Megan's teacher is a pain in my behind.  She is, to me, a negative person.  We were getting notes home that Megan didn't pay attention in class..Megan didn't listen, Megan got up 6 times....in the parent/teacher meeting in October, she told my husband and I that she told Megan daily at least 20 times to sit in her seat.  Well,  if you work that out, that's only once every 20 minutes or so.  For an unmedicated (and at that point, undiagnosed) ADHD child....that's not bad!   But I was always getting negative notes home.  Especially on her homework.  Well, I finally had enough last Thursday and wrote a very strong but polite email to the principal (another mother at the school who's daughter is about 10 times more ADHD than my child told me to stop talking to the teacher and put pressure on the principal to get things changed in the classroom) that the negativity had better stop and stop NOW.  Being punished and yelled at in class (and Megan says that the teacher yells at her a 4 other boys the most) will stop as it is killing her self esteem and is not working...as they can well see!  Well, by golly....I got a couple of notes home this week that said in a NICE tone that Megan didn't do her homework properly and could she please do it again.  And Megan had a great day.  And then the day that I forgot to put a patch on her...I got a note that she had to be told to sit down 4 times in 15 minutes and that she didn't pay attention in math.  Sigh....oops.  My fault. 

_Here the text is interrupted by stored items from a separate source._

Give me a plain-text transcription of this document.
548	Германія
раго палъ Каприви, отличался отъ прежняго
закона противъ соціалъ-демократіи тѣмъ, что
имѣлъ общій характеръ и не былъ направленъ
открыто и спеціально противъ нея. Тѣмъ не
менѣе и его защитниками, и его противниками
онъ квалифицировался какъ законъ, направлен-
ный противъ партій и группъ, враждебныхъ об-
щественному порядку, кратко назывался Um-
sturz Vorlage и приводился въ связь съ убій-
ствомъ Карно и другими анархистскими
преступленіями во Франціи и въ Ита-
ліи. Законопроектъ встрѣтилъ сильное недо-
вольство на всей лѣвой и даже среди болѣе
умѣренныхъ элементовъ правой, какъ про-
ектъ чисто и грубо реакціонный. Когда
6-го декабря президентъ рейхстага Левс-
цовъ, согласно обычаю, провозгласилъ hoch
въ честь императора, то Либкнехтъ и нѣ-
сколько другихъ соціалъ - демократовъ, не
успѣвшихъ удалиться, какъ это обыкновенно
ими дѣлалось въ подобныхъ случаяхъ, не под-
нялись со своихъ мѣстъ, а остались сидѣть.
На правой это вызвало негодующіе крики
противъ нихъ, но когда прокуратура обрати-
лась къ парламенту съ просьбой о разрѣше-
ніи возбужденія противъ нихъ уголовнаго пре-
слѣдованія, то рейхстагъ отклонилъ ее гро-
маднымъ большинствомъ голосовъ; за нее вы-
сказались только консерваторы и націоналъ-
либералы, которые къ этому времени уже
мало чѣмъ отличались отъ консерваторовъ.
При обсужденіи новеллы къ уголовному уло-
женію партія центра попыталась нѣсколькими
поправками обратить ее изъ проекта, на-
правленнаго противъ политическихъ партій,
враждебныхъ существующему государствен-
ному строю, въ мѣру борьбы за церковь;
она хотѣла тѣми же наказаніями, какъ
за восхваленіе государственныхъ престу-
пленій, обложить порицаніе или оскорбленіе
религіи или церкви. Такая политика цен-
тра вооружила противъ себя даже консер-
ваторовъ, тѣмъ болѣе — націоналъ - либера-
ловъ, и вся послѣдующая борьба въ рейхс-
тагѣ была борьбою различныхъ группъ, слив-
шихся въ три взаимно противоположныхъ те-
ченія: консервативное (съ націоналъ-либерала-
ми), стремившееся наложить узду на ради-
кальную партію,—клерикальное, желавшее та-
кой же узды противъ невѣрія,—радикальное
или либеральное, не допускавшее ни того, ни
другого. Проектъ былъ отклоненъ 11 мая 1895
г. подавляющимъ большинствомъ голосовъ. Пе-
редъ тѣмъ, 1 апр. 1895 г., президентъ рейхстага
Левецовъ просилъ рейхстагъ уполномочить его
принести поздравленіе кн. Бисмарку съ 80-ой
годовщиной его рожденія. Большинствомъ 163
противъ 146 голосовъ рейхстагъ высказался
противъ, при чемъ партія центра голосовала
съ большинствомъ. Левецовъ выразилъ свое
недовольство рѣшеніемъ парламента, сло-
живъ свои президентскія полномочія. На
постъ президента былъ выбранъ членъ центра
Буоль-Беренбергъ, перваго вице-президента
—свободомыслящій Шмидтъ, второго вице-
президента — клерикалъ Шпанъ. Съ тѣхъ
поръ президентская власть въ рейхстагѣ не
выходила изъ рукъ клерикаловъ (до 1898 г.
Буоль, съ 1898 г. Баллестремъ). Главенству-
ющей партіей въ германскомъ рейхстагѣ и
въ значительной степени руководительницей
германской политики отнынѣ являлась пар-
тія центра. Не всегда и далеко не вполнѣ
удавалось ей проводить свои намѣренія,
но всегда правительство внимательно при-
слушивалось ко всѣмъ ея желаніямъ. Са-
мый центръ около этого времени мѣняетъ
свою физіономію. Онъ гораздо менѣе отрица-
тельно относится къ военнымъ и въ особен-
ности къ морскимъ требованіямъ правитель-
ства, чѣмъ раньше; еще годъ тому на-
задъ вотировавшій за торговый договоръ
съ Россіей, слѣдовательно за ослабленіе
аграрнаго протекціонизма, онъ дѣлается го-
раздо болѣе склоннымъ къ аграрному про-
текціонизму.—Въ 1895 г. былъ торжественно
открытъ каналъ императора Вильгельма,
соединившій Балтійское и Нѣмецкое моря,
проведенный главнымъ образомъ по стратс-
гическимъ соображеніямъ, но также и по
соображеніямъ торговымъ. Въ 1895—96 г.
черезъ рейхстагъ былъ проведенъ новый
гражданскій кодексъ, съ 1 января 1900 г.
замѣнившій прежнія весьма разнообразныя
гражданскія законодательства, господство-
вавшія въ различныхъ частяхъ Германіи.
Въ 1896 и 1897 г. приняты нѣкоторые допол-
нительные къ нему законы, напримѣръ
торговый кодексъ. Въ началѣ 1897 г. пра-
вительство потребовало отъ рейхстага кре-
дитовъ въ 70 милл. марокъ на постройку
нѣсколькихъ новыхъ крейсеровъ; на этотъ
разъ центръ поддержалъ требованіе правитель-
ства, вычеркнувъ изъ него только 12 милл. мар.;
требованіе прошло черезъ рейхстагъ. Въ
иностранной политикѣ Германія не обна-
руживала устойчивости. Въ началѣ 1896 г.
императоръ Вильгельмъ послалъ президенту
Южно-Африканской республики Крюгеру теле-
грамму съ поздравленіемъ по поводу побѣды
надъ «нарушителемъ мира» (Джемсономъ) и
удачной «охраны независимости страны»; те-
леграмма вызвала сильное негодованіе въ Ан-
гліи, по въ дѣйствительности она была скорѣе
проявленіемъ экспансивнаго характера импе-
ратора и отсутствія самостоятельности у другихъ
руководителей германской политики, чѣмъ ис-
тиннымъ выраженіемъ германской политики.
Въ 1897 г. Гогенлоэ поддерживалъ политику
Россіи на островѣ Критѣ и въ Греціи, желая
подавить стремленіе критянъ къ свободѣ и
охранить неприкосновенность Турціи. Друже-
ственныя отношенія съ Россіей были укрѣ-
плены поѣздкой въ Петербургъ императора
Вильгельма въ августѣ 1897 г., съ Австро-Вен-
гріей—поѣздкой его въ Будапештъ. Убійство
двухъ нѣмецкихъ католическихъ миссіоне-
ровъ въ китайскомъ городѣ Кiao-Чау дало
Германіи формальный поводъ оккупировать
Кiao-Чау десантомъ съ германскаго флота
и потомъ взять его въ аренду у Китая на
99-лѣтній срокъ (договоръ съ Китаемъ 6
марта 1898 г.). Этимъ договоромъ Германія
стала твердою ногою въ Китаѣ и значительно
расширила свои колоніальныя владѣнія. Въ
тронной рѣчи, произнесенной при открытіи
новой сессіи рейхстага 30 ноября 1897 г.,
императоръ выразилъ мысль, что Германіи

I'm sorry I rambled on so much.  But definitely take a stand.  It does seem that the timing of the complaints is too coincidental.  Keep us posted as to how they respond to your request for a meeting!

Don't feel bad - my daughter is 8 and still does not 'fit in' to what the teacher expects of every child.  She is definitely a square peg they are trying to put in a round hole adn it just doesn't work.  Try to come up with some things they can do in place of the school's planned activities (e.g. coloring quietly if they won't take a nap; looking through picture books or playing with leggos if they don't want to join circle time, etc.)  Another thing that helped when she was in pre-school was sticker charts the teacher would do for problem behaviors.  These strategies helped us deal with the teachers over the years but it is always a struggle and I guess it always will be but it does get better! 

Welcome, we too have a pre-schooler with ADHD.  I can totally sympathize w/ the teacher complaints -- we struggled last year.  We have had great success w/ diet modifications and supplements.  There is lots of info on those things on the Alternatives to Meds section of this message board.  I hope you find the answers and help you seek!